According to the biological principles of life history theory, there is a fundamental trade-off between mating effort and parenting effort. The five studies reported here (N = 3,439) tested two conceptually distinct ways in which that trade-off might manifest at a psychological level of analysis. Studies 1 and 2 focus on developmental processes and individual differences in the chronic activation of the mate acquisition and parenting motivational systems. Studies 3, 4, and 5 focus on temporary activation and inhibition of the mate acquisition and parenting motivational systems. The primary results of Study 1 (n = 305) suggest that men who express a greater desire to engage in short-term mating behavior have a less intense nurturant parental response to infants; Study 2 (n = 2252) revealed similar inverse relations, this time among both men and women (as well as parents and nonparents). Study 2 additionally noted a positive correlation between short-term mating orientation and chronic protective parental tendencies. Results from Study 3 (n = 92) indicate that the temporary arousal of a parental care-giving motivational state consequently inhibits self-reported inclinations toward short-term mating; this effect was only found in women. Results from Studies 4 (n = 308) and 5 (n = 482) suggest that temporary arousal of a mate acquisition motivational state consequently inhibits self-reported tender emotional responses towards infants.
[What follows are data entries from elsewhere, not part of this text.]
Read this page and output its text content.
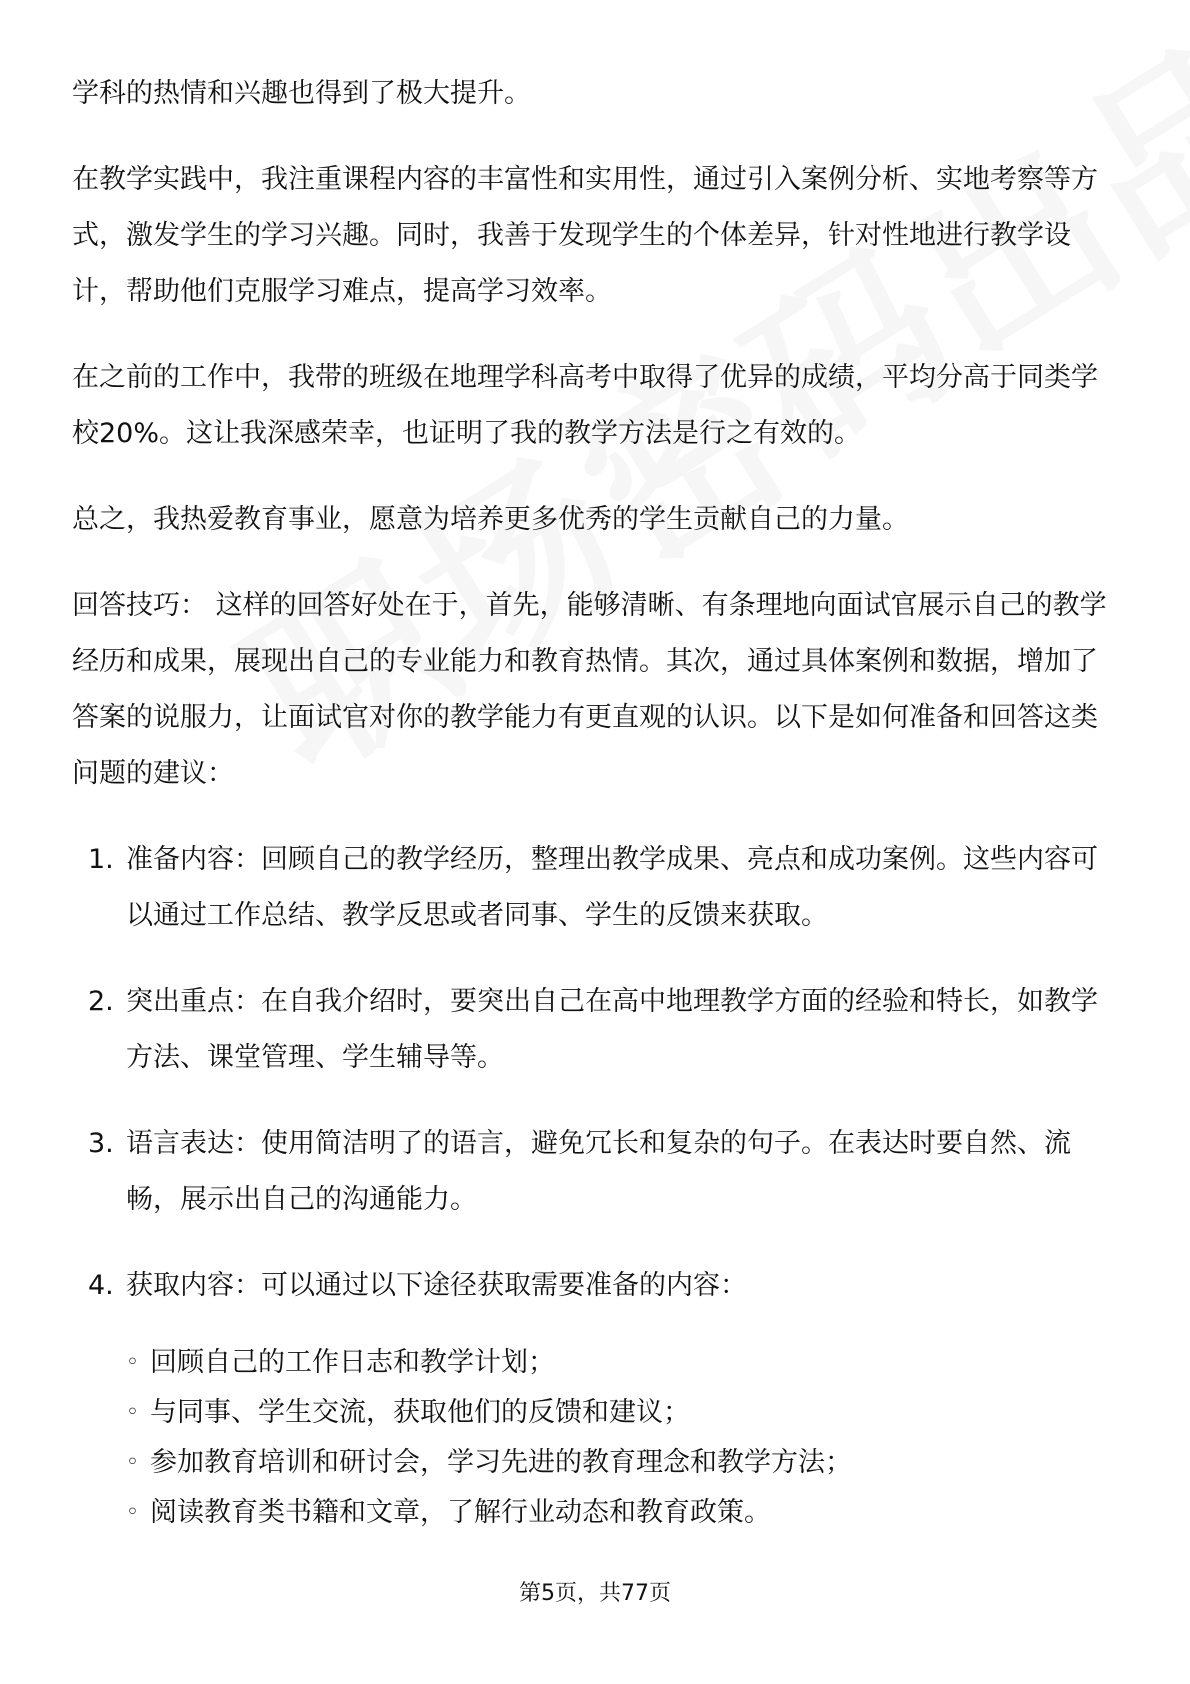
学科的热情和兴趣也得到了极大提升。

在教学实践中，我注重课程内容的丰富性和实用性，通过引入案例分析、实地考察等方式，激发学生的学习兴趣。同时，我善于发现学生的个体差异，针对性地进行教学设计，帮助他们克服学习难点，提高学习效率。

在之前的工作中，我带的班级在地理学科高考中取得了优异的成绩，平均分高于同类学校20%。这让我深感荣幸，也证明了我的教学方法是行之有效的。

总之，我热爱教育事业，愿意为培养更多优秀的学生贡献自己的力量。

回答技巧： 这样的回答好处在于，首先，能够清晰、有条理地向面试官展示自己的教学经历和成果，展现出自己的专业能力和教育热情。其次，通过具体案例和数据，增加了答案的说服力，让面试官对你的教学能力有更直观的认识。以下是如何准备和回答这类问题的建议：

1. 准备内容：回顾自己的教学经历，整理出教学成果、亮点和成功案例。这些内容可以通过工作总结、教学反思或者同事、学生的反馈来获取。
2. 突出重点：在自我介绍时，要突出自己在高中地理教学方面的经验和特长，如教学方法、课堂管理、学生辅导等。
3. 语言表达：使用简洁明了的语言，避免冗长和复杂的句子。在表达时要自然、流畅，展示出自己的沟通能力。
4. 获取内容：可以通过以下途径获取需要准备的内容：
◦ 回顾自己的工作日志和教学计划；
◦ 与同事、学生交流，获取他们的反馈和建议；
◦ 参加教育培训和研讨会，学习先进的教育理念和教学方法；
◦ 阅读教育类书籍和文章，了解行业动态和教育政策。
第5页，共77页
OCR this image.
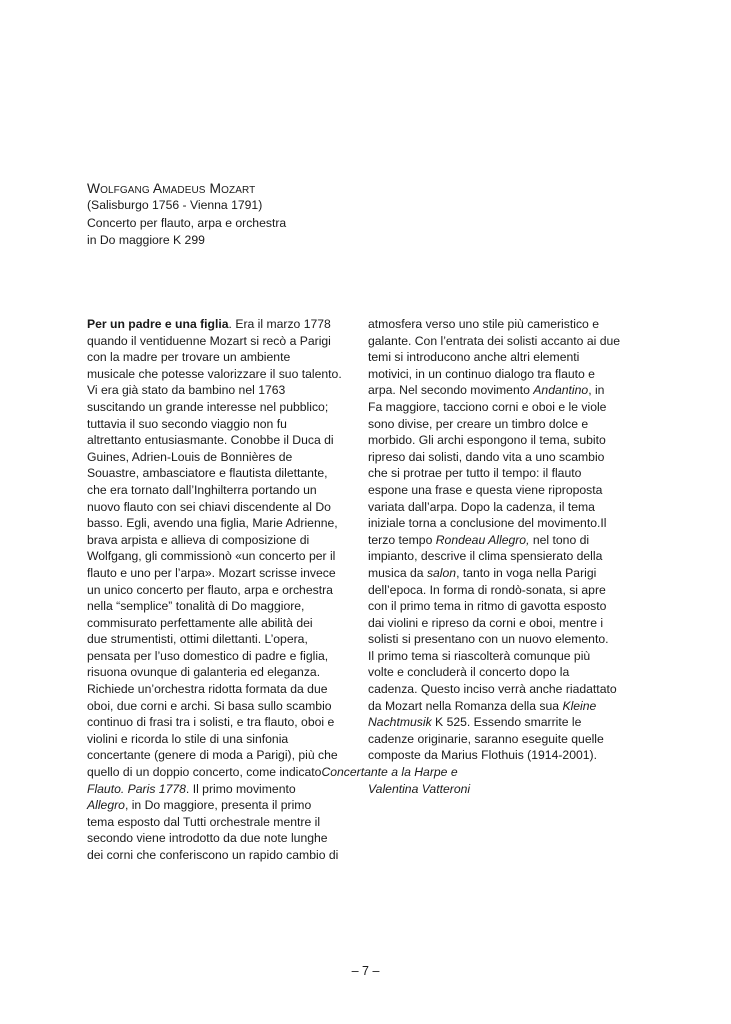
Wolfgang Amadeus Mozart
(Salisburgo 1756 - Vienna 1791)
Concerto per flauto, arpa e orchestra
in Do maggiore K 299

Per un padre e una figlia. Era il marzo 1778
quando il ventiduenne Mozart si recò a Parigi
con la madre per trovare un ambiente
musicale che potesse valorizzare il suo talento.
Vi era già stato da bambino nel 1763
suscitando un grande interesse nel pubblico;
tuttavia il suo secondo viaggio non fu
altrettanto entusiasmante. Conobbe il Duca di
Guines, Adrien-Louis de Bonnières de
Souastre, ambasciatore e flautista dilettante,
che era tornato dall’Inghilterra portando un
nuovo flauto con sei chiavi discendente al Do
basso. Egli, avendo una figlia, Marie Adrienne,
brava arpista e allieva di composizione di
Wolfgang, gli commissionò «un concerto per il
flauto e uno per l’arpa». Mozart scrisse invece
un unico concerto per flauto, arpa e orchestra
nella “semplice” tonalità di Do maggiore,
commisurato perfettamente alle abilità dei
due strumentisti, ottimi dilettanti. L’opera,
pensata per l’uso domestico di padre e figlia,
risuona ovunque di galanteria ed eleganza.
Richiede un’orchestra ridotta formata da due
oboi, due corni e archi. Si basa sullo scambio
continuo di frasi tra i solisti, e tra flauto, oboi e
violini e ricorda lo stile di una sinfonia
concertante (genere di moda a Parigi), più che
quello di un doppio concerto, come indicatoConcertante a la Harpe e
Flauto. Paris 1778. Il primo movimento
Allegro, in Do maggiore, presenta il primo
tema esposto dal Tutti orchestrale mentre il
secondo viene introdotto da due note lunghe
dei corni che conferiscono un rapido cambio di

atmosfera verso uno stile più cameristico e
galante. Con l’entrata dei solisti accanto ai due
temi si introducono anche altri elementi
motivici, in un continuo dialogo tra flauto e
arpa. Nel secondo movimento Andantino, in
Fa maggiore, tacciono corni e oboi e le viole
sono divise, per creare un timbro dolce e
morbido. Gli archi espongono il tema, subito
ripreso dai solisti, dando vita a uno scambio
che si protrae per tutto il tempo: il flauto
espone una frase e questa viene riproposta
variata dall’arpa. Dopo la cadenza, il tema
iniziale torna a conclusione del movimento.Il
terzo tempo Rondeau Allegro, nel tono di
impianto, descrive il clima spensierato della
musica da salon, tanto in voga nella Parigi
dell’epoca. In forma di rondò-sonata, si apre
con il primo tema in ritmo di gavotta esposto
dai violini e ripreso da corni e oboi, mentre i
solisti si presentano con un nuovo elemento.
Il primo tema si riascolterà comunque più
volte e concluderà il concerto dopo la
cadenza. Questo inciso verrà anche riadattato
da Mozart nella Romanza della sua Kleine
Nachtmusik K 525. Essendo smarrite le
cadenze originarie, saranno eseguite quelle
composte da Marius Flothuis (1914-2001).

Valentina Vatteroni

– 7 –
No consistent sex differences were noted in this latter result. Results of Study 5 additionally suggest that the temporary arousal of a disease- and predator-avoidance motivational states consequently inhibit self-reported nurturant emotional responses towards infants as well. No consistent sex differences were noted in these effects. Taken together, the present research yields results consistent with hypothesized psychological manifestations of the mating/parenting trade-off. But the present research also yields additional results that pose a challenge to these seemingly straightforward hypotheses, suggesting that a more nuanced approach must be taken to understand how the mating/parenting trade-off might manifest psychologically.